Germline mutations in the major melanoma susceptibility gene CDKN2A explain genetic predisposition in only 10–40% of melanoma‐prone families. In our study we comprehensively characterized 488 ...melanoma cases from 451 non‐CDKN2A/CDK4 families for mutations in 30 established and candidate melanoma susceptibility genes using a custom‐designed targeted gene panel approach. We identified (likely) pathogenic variants in established melanoma susceptibility genes in 18 families (n = 3 BAP1, n = 15 MITF p.E318K; diagnostic yield 4.0%). Among the three identified BAP1‐families, there were no reported diagnoses of uveal melanoma or malignant mesothelioma.
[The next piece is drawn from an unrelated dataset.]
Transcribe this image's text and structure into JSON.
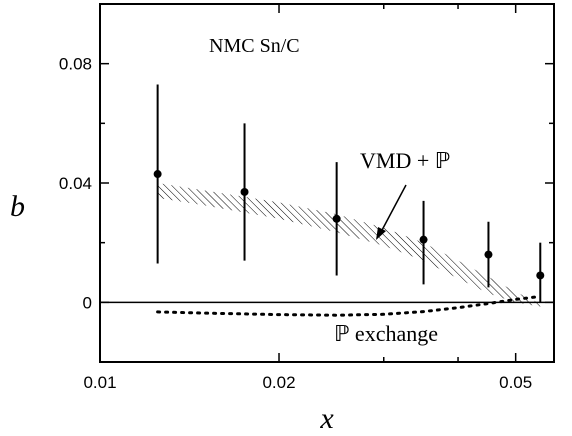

We additionally identified two potentially deleterious missense variants in the telomere maintenance genes ACD and TERF2IP, but none in the POT1 gene. MC1R risk variants were strongly enriched in our familial melanoma cohort compared to healthy controls (R variants: OR 3.67, 95% CI 2.88–4.68, p <0.001). Several variants of interest were also identified in candidate melanoma susceptibility genes, in particular rare (pathogenic) variants in the albinism gene OCA2 were repeatedly found. We conclude that multigene panel testing for familial melanoma is appropriate considering the additional 4% diagnostic yield in non‐CDKN2A/CDK4 families. Our study shows that BAP1 and MITF are important genes to be included in such a diagnostic test.
What's new?
Germline mutations in CDKN2A are major contributors to familial melanoma. These mutations, however, are responsible for only 10 to 40 percent of genetic susceptibility in melanoma‐prone families. In this study, 30 established and candidate melanoma susceptibility genes were investigated for associations with the disease in patients from 451 non‐CDKN2A/CDK4 melanoma families. From the candidate gene panel, (likely) pathogenic variants in BAP1 and MITF were identified in several families, and potentially deleterious variants were identified in the shelterin complex genes ACD and TERF2IP. These genes appear to play a significant role in familial melanoma predisposition and are therefore promising candidates for incorporation into comprehensive genetic tests.